Health and Family Services Cabinet
Tuition Waiver Gives Adoptive Families a Financial Boost
FRANKFORT, Ky. (Nov. 30, 2006) – Foster parents Virginia and Glenn Reynolds were sure they would never adopt, even after they fell in love with their foster child, Christina, eight years ago.
Virginia Reynolds said Christina “was definitely going to stay with us whether we adopted her or not.” As a foster child bound for college, Christina qualified for tuition assistance to Kentucky schools. But the family didn’t think that help was an option for adopted children.
“We had to do what we thought would be most beneficial for her,” Reynolds said.
The choice became clearer to the Mercer County couple, who has fostered more than 70 kids since 1986, when they learned about the adoption tuition assistance benefit, a state subsidy that pays for tuition to in-state public colleges or technical schools.
“We didn’t think we could afford to send her to college,” without the waiver, Reynolds said. “That was the only hesitation we had.” Learning that the waiver is available for adoptive children was a blessing, she said.
Now Christina, adopted in 2003, is an 18-year-old freshman studying social work at Western Kentucky University. The Reynoldses are one of many Kentucky families whose adopted children have qualified for the waiver, made possible through a law enacted in 2001 from a bill sponsored by Rep. Steve Nunn, R-Glasgow.
The Kentucky Cabinet for Health and Family Services, which administers the benefit, has been promoting adoption during November, proclaimed Adoption Awareness Month by Governor Ernie Fletcher.
Cabinet Secretary Mark D. Birdwhistell said the waiver changes lives.
“Not only does it give children an opportunity for further education, but it may also encourage more families to adopt,” he said.
Governor Fletcher said the tuition waiver is an important benefit to adoptive families.
“All parents want to be able to give their children every possible opportunity,” he said. “With this benefit, adoptive parents have help to make higher education a reality for their children.”
The benefit waives tuition and mandatory student fees for eligible adopted children at public postsecondary institutions, including schools in the Kentucky Community and Technical College System. Students must complete an application for financial aid, and the amount of a waiver is reduced by the amount of any aid or other assistance, excluding loans.

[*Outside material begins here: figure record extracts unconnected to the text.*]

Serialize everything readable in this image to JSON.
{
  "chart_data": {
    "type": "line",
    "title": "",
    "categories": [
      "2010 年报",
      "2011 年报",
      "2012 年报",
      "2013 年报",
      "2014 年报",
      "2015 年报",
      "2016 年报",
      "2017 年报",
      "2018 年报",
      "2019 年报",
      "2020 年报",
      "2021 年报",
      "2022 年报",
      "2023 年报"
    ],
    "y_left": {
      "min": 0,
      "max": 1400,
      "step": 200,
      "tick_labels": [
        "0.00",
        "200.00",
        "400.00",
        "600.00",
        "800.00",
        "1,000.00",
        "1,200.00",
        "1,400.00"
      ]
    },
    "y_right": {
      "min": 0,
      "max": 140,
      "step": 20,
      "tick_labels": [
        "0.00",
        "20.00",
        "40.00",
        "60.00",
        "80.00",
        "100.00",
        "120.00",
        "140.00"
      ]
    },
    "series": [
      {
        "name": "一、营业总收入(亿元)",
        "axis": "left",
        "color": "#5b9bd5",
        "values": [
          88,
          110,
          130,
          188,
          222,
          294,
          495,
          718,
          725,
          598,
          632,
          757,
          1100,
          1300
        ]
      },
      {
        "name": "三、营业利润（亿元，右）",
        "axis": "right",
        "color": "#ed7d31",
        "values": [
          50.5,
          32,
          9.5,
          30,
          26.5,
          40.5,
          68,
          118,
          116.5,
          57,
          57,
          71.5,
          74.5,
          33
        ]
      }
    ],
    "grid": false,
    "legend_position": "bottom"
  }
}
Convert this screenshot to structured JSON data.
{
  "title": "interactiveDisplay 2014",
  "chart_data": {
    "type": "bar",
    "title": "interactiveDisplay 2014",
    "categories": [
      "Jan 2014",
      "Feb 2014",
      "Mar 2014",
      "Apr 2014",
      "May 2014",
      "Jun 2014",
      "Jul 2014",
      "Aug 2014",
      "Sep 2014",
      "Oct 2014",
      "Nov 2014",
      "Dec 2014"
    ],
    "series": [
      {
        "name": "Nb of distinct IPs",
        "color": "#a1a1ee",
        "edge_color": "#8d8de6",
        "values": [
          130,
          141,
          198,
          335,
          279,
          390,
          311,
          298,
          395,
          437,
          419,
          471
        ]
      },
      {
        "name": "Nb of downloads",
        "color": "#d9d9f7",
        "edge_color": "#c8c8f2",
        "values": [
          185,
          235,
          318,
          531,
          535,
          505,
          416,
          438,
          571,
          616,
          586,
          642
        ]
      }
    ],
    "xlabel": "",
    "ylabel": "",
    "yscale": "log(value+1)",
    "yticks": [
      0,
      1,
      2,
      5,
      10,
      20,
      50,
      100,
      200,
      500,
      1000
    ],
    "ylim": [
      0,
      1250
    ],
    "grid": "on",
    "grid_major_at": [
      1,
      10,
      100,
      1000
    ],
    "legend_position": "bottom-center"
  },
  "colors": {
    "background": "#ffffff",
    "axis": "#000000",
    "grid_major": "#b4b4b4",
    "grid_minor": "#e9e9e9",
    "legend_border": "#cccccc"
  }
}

Applying for the assistance is simple, Reynolds said.
“Christina did it all online,” she said. “Now we know what to do when our (adopted) daughter, Ashley, prepares for college in a few years.”
Mike Grimes, manager for the cabinet’s Adoption Services Branch, said families thinking about adoption have access to several other forms of assistance, like subsidies, training and mentoring groups. Parents need to know they don’t have to go it alone once they make a commitment to adopt, he said.
"There is a whole support network for adoptive families,” he said. “Not only does the state do its part to sustain adoptive families through benefits like tuition assistance and reimbursements, but also members of the adoption community are very active and helpful to one another.”
Barbara and Glen Gollihue’s two adopted children, Becci and Darren, both 21, used the waiver. Darren attended Morehead State University for one year, and Becci went to cosmetology school for two years, receiving her certification last year. She’ll get her master’s certification next month.
“Becci’s heart is in social work,” Barbara Gollihue said. “She is thinking about going back to school part time to get some of her basic credits.”
Becci could take advantage of the waiver again. Students may be eligible for the tuition waiver for up to four years after high school graduation, or up to five years after being admitted to a college or post-secondary school.
Grimes said the tuition waiver is a boon for parents who are considering adopting teens and think they may not have time to save for college, or for families with two or more children close in age.
Donna Morton, administrator of the cabinet’s Bridges of Hope Neighborhood Place in Louisville, and her former husband have three children. Rick, 25, and John, 21, are adopted. Rick is on a break from school, and John attends Jefferson Community College and will transfer to the University of Louisville.
“The waiver was a tremendous help for us,” Morton said. Two children headed for college at the same time, coupled with her ex-husband’s recent medical problems meant the family could have faced a financial strain.
Morton said many of the families who visit her Neighborhood Place have children who may also benefit from the tuition assistance program.
“We’re often so concerned about getting children to school in the lower grades, but this waiver emphasizes the importance of giving kids an opportunity for higher education,” she said.